Defense Secretary Lloyd Austin talks troops and mental health stigma on visit to Alaska
Defense Secretary Lloyd Austin expressed his concerns regarding suicide among troops on a visit to the U.S. forces stationed in Alaska. The state has seen an alarming spike in suicide-related deaths.
Since December 30, at least six soldiers have died by probable suicide in Alaska, whereas there is speculation of suicide in several others, USA TODAY reported. This surge coincides with the alarming increase seen in the past several years among troops across the armed services.
326 active-duty troops reported died by suicide in 2018 alone, with the number increasing in 2019 to 350 and a further surge in 2020 with 385 recorded suicides, according to the most recent Pentagon figures. there is a fluctuation in the number as investigations establish and confirm the actual cause of death.
Stress on troops and the social stigma associated with seeking treatment for mental health issues were cited by Austin as contributing factors. Just last week, both Army experts and Defense officials cited the stress caused by military life, demand for troops to confront China, and access to counseling.
“I’m mindful of the stress that they’re often under and I’m deeply concerned about the suicide rates, not only here but across the force,” Austin told reporters Saturday during a visit at Eielson Air Base in Alaska. “As you’ve heard me say before, one loss by suicide is too many and while we’re working hard on this problem, we have a lot more to do. And I believe that has – it has to start with removing the stigma attached to mental health issues.”
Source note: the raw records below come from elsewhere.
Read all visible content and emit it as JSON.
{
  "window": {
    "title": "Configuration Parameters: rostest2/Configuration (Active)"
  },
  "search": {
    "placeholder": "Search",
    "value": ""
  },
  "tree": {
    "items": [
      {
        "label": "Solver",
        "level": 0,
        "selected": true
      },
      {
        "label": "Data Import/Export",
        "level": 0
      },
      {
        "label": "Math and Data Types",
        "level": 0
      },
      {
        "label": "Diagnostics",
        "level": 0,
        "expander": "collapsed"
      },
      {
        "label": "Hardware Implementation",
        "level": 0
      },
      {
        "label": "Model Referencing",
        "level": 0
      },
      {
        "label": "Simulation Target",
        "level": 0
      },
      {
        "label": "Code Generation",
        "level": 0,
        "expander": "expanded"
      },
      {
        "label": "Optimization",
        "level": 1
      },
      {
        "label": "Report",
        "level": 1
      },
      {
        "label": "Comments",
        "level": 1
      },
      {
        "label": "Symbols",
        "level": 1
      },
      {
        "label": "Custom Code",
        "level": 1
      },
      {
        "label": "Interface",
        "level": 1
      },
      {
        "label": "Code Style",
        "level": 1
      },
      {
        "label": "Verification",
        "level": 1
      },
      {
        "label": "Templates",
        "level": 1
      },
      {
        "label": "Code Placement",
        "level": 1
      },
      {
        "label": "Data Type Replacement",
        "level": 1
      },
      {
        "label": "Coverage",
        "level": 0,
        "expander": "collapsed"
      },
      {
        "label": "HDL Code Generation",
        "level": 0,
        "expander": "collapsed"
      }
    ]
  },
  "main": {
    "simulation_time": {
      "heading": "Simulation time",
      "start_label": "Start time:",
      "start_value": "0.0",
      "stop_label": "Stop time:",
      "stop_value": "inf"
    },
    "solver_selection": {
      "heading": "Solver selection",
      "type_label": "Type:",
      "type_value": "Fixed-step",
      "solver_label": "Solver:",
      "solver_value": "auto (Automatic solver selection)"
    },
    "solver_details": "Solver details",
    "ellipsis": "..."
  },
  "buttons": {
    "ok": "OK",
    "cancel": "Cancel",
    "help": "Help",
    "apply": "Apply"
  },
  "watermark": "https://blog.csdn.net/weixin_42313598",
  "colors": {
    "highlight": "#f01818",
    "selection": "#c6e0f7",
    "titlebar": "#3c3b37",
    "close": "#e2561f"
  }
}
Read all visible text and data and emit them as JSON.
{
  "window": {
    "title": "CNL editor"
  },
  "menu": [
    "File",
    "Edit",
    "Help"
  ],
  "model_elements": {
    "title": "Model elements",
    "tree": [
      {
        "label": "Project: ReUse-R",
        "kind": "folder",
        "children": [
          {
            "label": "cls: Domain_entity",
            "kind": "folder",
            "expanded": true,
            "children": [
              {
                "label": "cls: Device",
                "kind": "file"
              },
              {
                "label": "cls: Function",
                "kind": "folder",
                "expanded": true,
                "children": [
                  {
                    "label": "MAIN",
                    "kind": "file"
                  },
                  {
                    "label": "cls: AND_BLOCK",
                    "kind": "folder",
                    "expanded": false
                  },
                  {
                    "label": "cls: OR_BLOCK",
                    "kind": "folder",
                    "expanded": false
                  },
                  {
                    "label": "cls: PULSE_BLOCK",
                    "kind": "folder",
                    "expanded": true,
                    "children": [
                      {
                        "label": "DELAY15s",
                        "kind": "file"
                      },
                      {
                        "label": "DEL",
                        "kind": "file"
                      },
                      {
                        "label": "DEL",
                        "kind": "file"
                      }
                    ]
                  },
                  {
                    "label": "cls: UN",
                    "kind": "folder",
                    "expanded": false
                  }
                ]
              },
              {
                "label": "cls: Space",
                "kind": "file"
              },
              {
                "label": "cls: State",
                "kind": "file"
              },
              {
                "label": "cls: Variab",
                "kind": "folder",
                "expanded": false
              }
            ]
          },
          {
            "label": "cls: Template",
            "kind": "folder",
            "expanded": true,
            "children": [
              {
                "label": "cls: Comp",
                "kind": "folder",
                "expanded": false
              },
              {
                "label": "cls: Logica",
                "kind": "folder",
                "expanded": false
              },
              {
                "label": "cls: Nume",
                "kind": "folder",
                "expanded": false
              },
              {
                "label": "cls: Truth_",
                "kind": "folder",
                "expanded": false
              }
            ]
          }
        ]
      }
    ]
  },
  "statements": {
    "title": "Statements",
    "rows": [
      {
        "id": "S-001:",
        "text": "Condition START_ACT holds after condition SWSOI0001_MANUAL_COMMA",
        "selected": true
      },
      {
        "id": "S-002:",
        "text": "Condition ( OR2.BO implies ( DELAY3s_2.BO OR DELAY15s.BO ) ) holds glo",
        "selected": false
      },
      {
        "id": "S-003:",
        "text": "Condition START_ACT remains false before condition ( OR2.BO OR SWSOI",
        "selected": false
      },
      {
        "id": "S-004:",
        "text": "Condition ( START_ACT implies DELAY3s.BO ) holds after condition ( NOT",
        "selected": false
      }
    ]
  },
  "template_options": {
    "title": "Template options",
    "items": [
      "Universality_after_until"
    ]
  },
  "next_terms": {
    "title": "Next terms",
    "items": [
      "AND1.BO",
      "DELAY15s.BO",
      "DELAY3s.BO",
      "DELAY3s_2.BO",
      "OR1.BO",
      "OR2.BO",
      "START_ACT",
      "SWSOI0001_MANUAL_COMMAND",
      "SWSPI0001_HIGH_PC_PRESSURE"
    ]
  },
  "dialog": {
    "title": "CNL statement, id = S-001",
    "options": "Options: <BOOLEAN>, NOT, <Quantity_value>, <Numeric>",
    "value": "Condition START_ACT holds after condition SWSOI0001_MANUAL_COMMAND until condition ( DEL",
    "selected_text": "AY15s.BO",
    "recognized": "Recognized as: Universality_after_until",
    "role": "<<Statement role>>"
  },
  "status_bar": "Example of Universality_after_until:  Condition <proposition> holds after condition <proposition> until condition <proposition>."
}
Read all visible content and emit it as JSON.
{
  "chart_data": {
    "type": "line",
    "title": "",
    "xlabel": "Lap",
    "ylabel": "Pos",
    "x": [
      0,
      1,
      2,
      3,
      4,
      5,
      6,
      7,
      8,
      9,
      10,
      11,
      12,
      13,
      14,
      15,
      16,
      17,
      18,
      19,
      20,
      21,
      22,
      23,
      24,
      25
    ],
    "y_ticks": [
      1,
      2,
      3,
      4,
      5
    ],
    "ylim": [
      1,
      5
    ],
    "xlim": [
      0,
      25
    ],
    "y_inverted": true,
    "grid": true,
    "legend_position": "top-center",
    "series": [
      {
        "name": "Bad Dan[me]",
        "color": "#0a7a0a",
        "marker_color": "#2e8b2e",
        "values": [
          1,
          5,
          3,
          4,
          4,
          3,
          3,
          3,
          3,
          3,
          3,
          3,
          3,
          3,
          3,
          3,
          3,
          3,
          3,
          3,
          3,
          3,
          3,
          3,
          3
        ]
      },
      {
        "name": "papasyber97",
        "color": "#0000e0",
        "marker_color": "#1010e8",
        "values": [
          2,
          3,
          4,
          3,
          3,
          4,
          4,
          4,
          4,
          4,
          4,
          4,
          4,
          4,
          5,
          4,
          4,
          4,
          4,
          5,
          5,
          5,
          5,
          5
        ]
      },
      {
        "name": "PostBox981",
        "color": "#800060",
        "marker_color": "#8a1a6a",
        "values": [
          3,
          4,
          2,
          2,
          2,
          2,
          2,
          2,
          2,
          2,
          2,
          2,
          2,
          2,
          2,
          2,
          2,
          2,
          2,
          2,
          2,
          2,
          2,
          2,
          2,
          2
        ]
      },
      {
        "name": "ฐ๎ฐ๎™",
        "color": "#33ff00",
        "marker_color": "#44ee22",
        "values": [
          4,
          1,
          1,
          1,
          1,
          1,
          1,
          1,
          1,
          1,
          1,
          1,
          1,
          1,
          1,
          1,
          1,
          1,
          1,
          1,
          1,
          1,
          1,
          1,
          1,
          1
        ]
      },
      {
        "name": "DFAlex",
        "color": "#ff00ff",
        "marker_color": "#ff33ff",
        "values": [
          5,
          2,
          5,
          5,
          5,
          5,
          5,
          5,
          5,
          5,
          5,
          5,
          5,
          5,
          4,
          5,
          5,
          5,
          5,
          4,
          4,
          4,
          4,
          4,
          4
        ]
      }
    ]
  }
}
The issue of suicide was common amongst all the visits Austin had with the military, civilian and tribal leaders during his visit to Alaska, according to a Defense official who was not authorized to speak publicly about the meetings.
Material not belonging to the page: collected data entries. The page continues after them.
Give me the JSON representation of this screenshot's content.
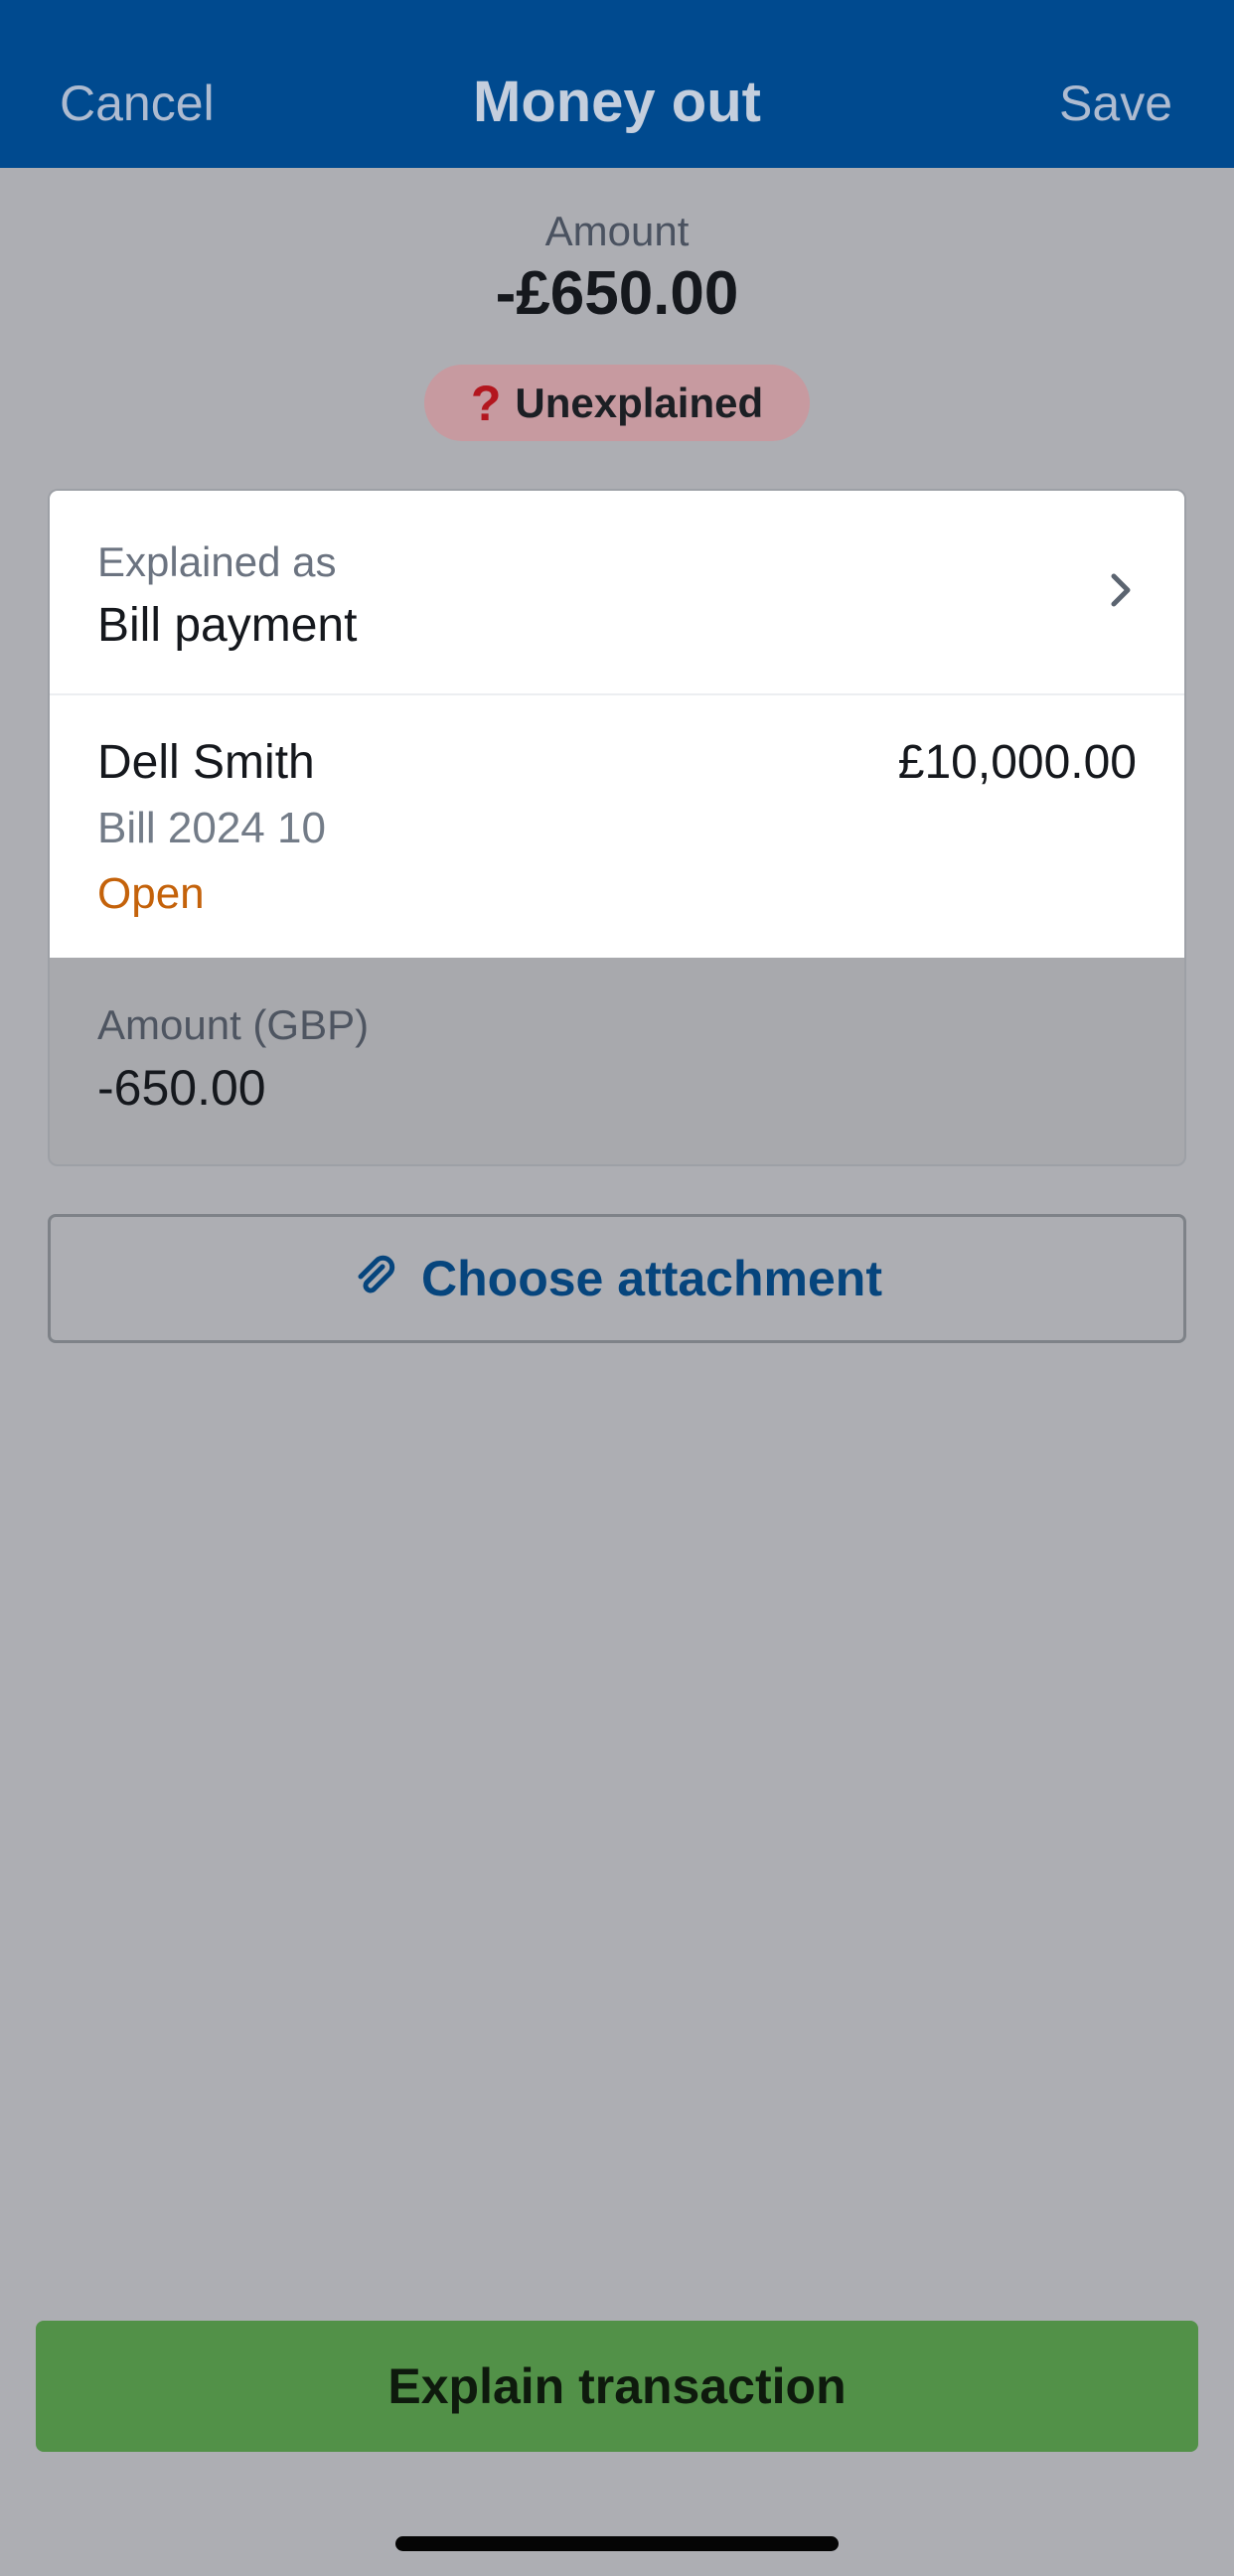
{
  "header": {
    "cancel_label": "Cancel",
    "title": "Money out",
    "save_label": "Save"
  },
  "summary": {
    "amount_label": "Amount",
    "amount_value": "-£650.00",
    "status_icon": "question-mark-icon",
    "status_label": "Unexplained"
  },
  "explanation": {
    "label": "Explained as",
    "value": "Bill payment",
    "chevron_icon": "chevron-right-icon"
  },
  "bill": {
    "contact": "Dell Smith",
    "total": "£10,000.00",
    "reference": "Bill 2024 10",
    "status": "Open"
  },
  "gbp": {
    "label": "Amount (GBP)",
    "value": "-650.00"
  },
  "attachment": {
    "icon": "paperclip-icon",
    "label": "Choose attachment"
  },
  "cta": {
    "label": "Explain transaction"
  },
  "colors": {
    "header_bg": "#004a8f",
    "overlay_bg": "#adaeb3",
    "status_pill_bg": "#c79aa0",
    "open_status": "#c4620a",
    "link_blue": "#06457d",
    "cta_green": "#529148"
  }
}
In Alaska, the number of suicides in 2021 among the roughly 11,500 stationed troops there has already equaled that of last year, a total of seven soldiers died by suicide in 2020 in the U.S. Army Alaska.
The state’s civilian population recorded the second-highest suicide rate in the U.S. in 2019, according to the CDC. The Army has spent more than $200 million in recent years in Alaska to combat suicide by improving living conditions there.
“Mental health is health period,” Austin said. “And we have to approach it with the same energy that we apply to other – any other health issue, with compassion and professionalism and resources. And so if you’re hurting, there are resources available.”